Anne of Ingleside - L. M. Montgomery [96]
‘What I had against Mr Dawson,’ said Miss Cornelia, ‘was the unmerciful length of his prayers at a funeral. It actually came to such a pass that people said they envied the corpse. He surpassed himself at Letty Grant’s funeral. I saw her mother was on the point of fainting, so I gave him a nudge and told him he’d prayed long enough.’
‘He buried my poor Jarvis,’ said Mrs George Carr, tears dropping down. She always cried when she spoke of her husband, although he had been dead for twenty years.
‘His brother was a minister, too,’ said Christine Marsh. ‘He was in the Glen when I was a girl. We had a concert in the hall one night and as he was one of the speakers he was sitting on the platform. He was as nervous as his brother and he kept fidgeting his chair farther and farther back and all at once he went, chair and all, clean over the edge on the bank of flowers and house-plants we had arranged around the base. All that could be seen of him was his feet sticking up above the platform. Somehow, it always spoiled his preaching for me after that. His feet were so big.’
‘The Lane funeral might have been a disappointment,’ said Emma Pollock, ‘but at least it was better than not having any funeral at all. You remember the Cromwell mix-up?’
There was a chorus of reminiscent laughter. ‘Let us hear the story,’ said Mrs Campbell. ‘Remember, Mrs Pollock, I’m a stranger here, and all the family sagas are quite unknown to me.’
Emma didn’t know what ‘sagas’ meant, but she loved to tell a story.
‘Abner Cromwell lived over near Lowbridge on one of the biggest farms in that district and he was an M.P.P. in those days. He was one of the biggest frogs in the Tory puddle and acquainted with everybody of any importance on the Island. He was married to Julia Flagg, whose mother was a Reese and her grandmother was a Clow, so they were connected with almost every family in Four Winds as well. One day a notice came out in the Daily Enterprise… Mr Abner Cromwell had died suddenly at Lowbridge and his funeral would be held at two o’clock the next afternoon. Somehow the Abner Cromwells missed seeing the notice… and of course there were no rural telephones in those days. The next morning Abner left for Kingsport to attend a Liberal convention. At two o’clock people began arriving for the funeral, coming early to get a good seat, thinking there’d be such a crowd on account of Abner being such a prominent man. And a crowd there was, believe you me. For miles around the roads were just a string of buggies, and people kept pouring in till about three. Mrs Abner was just about crazy trying to make them believe her husband wasn’t dead. Some wouldn’t believe her at first… she said to me in tears that they seemed to think she’d made away with the corpse… and when they were convinced they acted as if they thought Abner ought to be dead. And they tramped all over the lawn flower-beds she was so proud of. Any number of distant relations arrived too, expecting supper and beds for the night, and she hadn’t much cooked… Julie was never very forehanded, that has to be admitted. When Abner arrived home two days afterwards he found her in bed with nervous prostration, and she was months getting over it. She didn’t eat a thing for six weeks… well, hardly anything. I heard she said if there really had been a funeral she couldn’t have been more upset. But I never believed she really did say it.’
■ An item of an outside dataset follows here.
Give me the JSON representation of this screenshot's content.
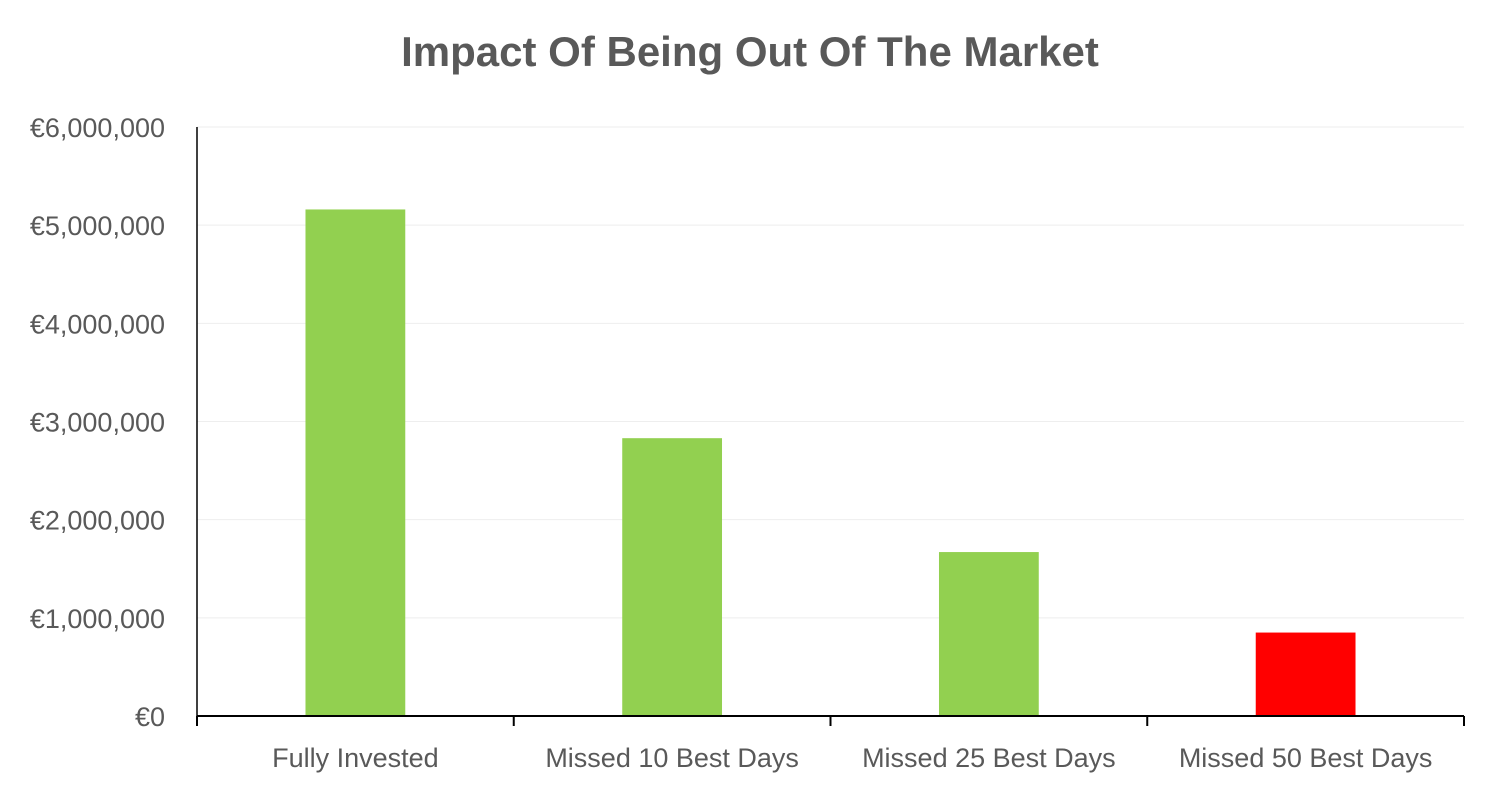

‘You can’t be sure,’ said Mrs William McCreery. ‘People do say such awful things. When they’re upset the truth pops out. Julie’s sister Clarice actually went and sang in the choir as usual the first Sunday after her husband was buried.’
‘Not even a husband’s funeral could damp Clarice down long,’ said Agatha Drew. ‘There was nothing solid about her. Always dancing and singing.’